The Broncos’ running game became less effective, and Tebow proved Sparano’s passing theory correct – at first.
On one third-down conversion attempt, Tebow missed his wide-open tight end, Daniel Fells, so badly it was difficult to determine if he was attempting a completion or just throwing the ball away.
Tebow’s critics insist once teams plan for Tebow’s unique skill set, they can easily contain him with the use of higher-caliber defensive players he rarely faced in college.
Taking away the run forces Tebow to beat the opposing team with the pass, potentially his greatest weakness.
On the flip side, Tebow kept plays alive and fans on the edges of their seats with his ability to feel and avoid the rush.
Even with Miami’s focus on containment, Tebow turned potential sacks into first downs using his speed and strength to avoid and brush off defenders.
Tebow finally called Miami’s bluff on daring him to pass with less than six minutes left in the fourth quarter.
Suddenly, his accuracy resembled a proficient NFL quarterback as he hit Daniel Fells and wide receiver Matthew Willis on deep routes.

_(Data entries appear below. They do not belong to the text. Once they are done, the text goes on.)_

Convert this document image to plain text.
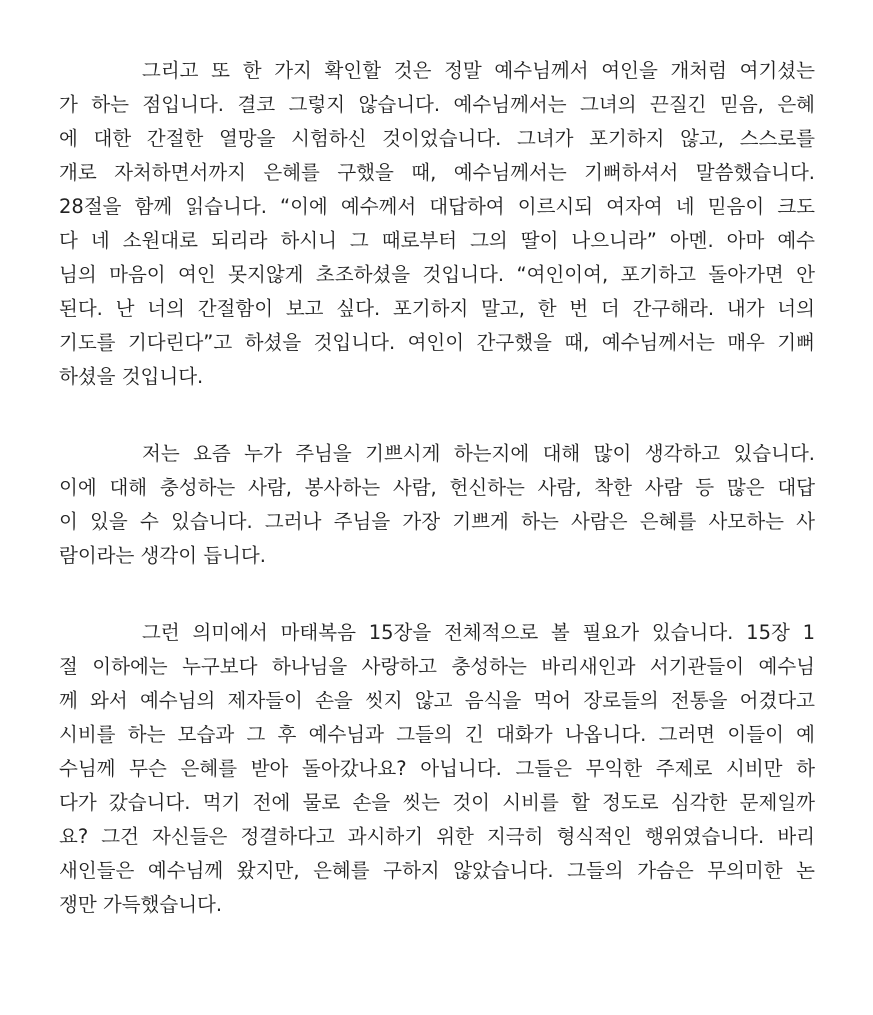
그리고 또 한 가지 확인할 것은 정말 예수님께서 여인을 개처럼 여기셨는
가 하는 점입니다. 결코 그렇지 않습니다. 예수님께서는 그녀의 끈질긴 믿음, 은혜
에 대한 간절한 열망을 시험하신 것이었습니다. 그녀가 포기하지 않고, 스스로를
개로 자처하면서까지 은혜를 구했을 때, 예수님께서는 기뻐하셔서 말씀했습니다.
28절을 함께 읽습니다. “이에 예수께서 대답하여 이르시되 여자여 네 믿음이 크도
다 네 소원대로 되리라 하시니 그 때로부터 그의 딸이 나으니라” 아멘. 아마 예수
님의 마음이 여인 못지않게 초조하셨을 것입니다. “여인이여, 포기하고 돌아가면 안
된다. 난 너의 간절함이 보고 싶다. 포기하지 말고, 한 번 더 간구해라. 내가 너의
기도를 기다린다”고 하셨을 것입니다. 여인이 간구했을 때, 예수님께서는 매우 기뻐
하셨을 것입니다.
저는 요즘 누가 주님을 기쁘시게 하는지에 대해 많이 생각하고 있습니다.
이에 대해 충성하는 사람, 봉사하는 사람, 헌신하는 사람, 착한 사람 등 많은 대답
이 있을 수 있습니다. 그러나 주님을 가장 기쁘게 하는 사람은 은혜를 사모하는 사
람이라는 생각이 듭니다.
그런 의미에서 마태복음 15장을 전체적으로 볼 필요가 있습니다. 15장 1
절 이하에는 누구보다 하나님을 사랑하고 충성하는 바리새인과 서기관들이 예수님
께 와서 예수님의 제자들이 손을 씻지 않고 음식을 먹어 장로들의 전통을 어겼다고
시비를 하는 모습과 그 후 예수님과 그들의 긴 대화가 나옵니다. 그러면 이들이 예
수님께 무슨 은혜를 받아 돌아갔나요? 아닙니다. 그들은 무익한 주제로 시비만 하
다가 갔습니다. 먹기 전에 물로 손을 씻는 것이 시비를 할 정도로 심각한 문제일까
요? 그건 자신들은 정결하다고 과시하기 위한 지극히 형식적인 행위였습니다. 바리
새인들은 예수님께 왔지만, 은혜를 구하지 않았습니다. 그들의 가슴은 무의미한 논
쟁만 가득했습니다.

The pass to Fells wasn’t pretty, but the “duck” zipped through triple coverage setting up another great pass and catch between them both for a score.

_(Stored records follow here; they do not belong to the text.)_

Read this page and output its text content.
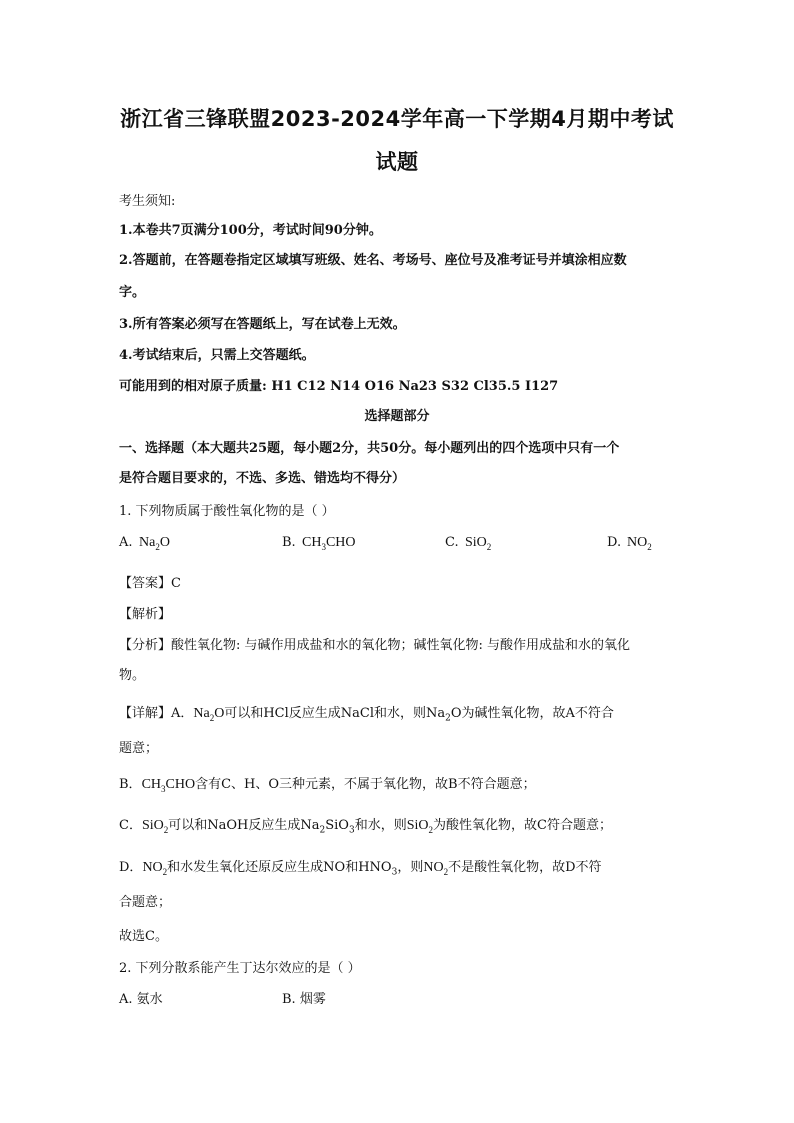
浙江省三锋联盟2023-2024学年高一下学期4月期中考试
试题
考生须知:
1.本卷共7页满分100分，考试时间90分钟。
2.答题前，在答题卷指定区域填写班级、姓名、考场号、座位号及准考证号并填涂相应数
字。
3.所有答案必须写在答题纸上，写在试卷上无效。
4.考试结束后，只需上交答题纸。
可能用到的相对原子质量: H1 C12 N14 O16 Na23 S32 Cl35.5 I127
选择题部分
一、选择题（本大题共25题，每小题2分，共50分。每小题列出的四个选项中只有一个
是符合题目要求的，不选、多选、错选均不得分）
1. 下列物质属于酸性氧化物的是（ ）
A. $Na_2O$	B. $CH_3CHO$	C. SiO$_2$	D. $NO_2$
【答案】C
【解析】
【分析】酸性氧化物: 与碱作用成盐和水的氧化物；碱性氧化物: 与酸作用成盐和水的氧化
物。
【详解】A．$Na_2O$可以和HCl反应生成NaCl和水，则$Na_2O$为碱性氧化物，故A不符合
题意；
B．$CH_3CHO$含有C、H、O三种元素，不属于氧化物，故B不符合题意；
C．SiO$_2$可以和NaOH反应生成$Na_2SiO_3$和水，则SiO$_2$为酸性氧化物，故C符合题意；
D．$NO_2$和水发生氧化还原反应生成NO和$HNO_3$，则$NO_2$不是酸性氧化物，故D不符
合题意；
故选C。
2. 下列分散系能产生丁达尔效应的是（ ）
A. 氨水	B. 烟雾
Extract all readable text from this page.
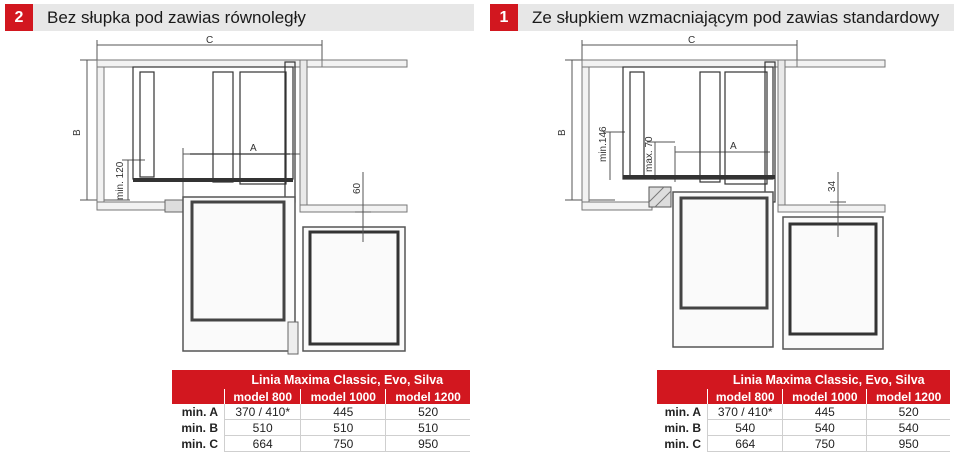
2	Bez słupka pod zawias równoległy
C
B
A
min. 120	60
	Linia Maxima Classic, Evo, Silva		
	model 800	model 1000	model 1200
min. A	370 / 410*	445	520
min. B	510	510	510
min. C	664	750	950
1	Ze słupkiem wzmacniającym pod zawias standardowy
C
B
A
min.146	max. 70
34
	Linia Maxima Classic, Evo, Silva		
	model 800	model 1000	model 1200
min. A	370 / 410*	445	520
min. B	540	540	540
min. C	664	750	950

The Broncos moved down the field with purpose and urgency, but most fans saw it as too little, too late.
After the Dolphins fumbled away an onside kick, Tebow marched the Broncos down the field for a touchdown and two-point conversion.
Denver scored 15 points in less than three minutes and won the field position battle in overtime. That gave kicker Matt Prater the opportunity for the 52-yard game-winning field goal.
It was pretty obvious Fox didn’t want Tebow airing out the ball after their defense recovered a fumble in Miami territory.
Three straight running plays netted two yards before Prater was sent out.
If Fox trusted Tebow, he may have attempted to gain more yards, considering Prater missed two field goals earlier in the game.
Although the Broncos won, they were shut out by a horrendous 0-5 football team for 56 minutes with a victory dependent on the outcome of an onside kick, in which Tebow had no influence.
After one game, it appears the critics and supporters can both say, “I told you so.”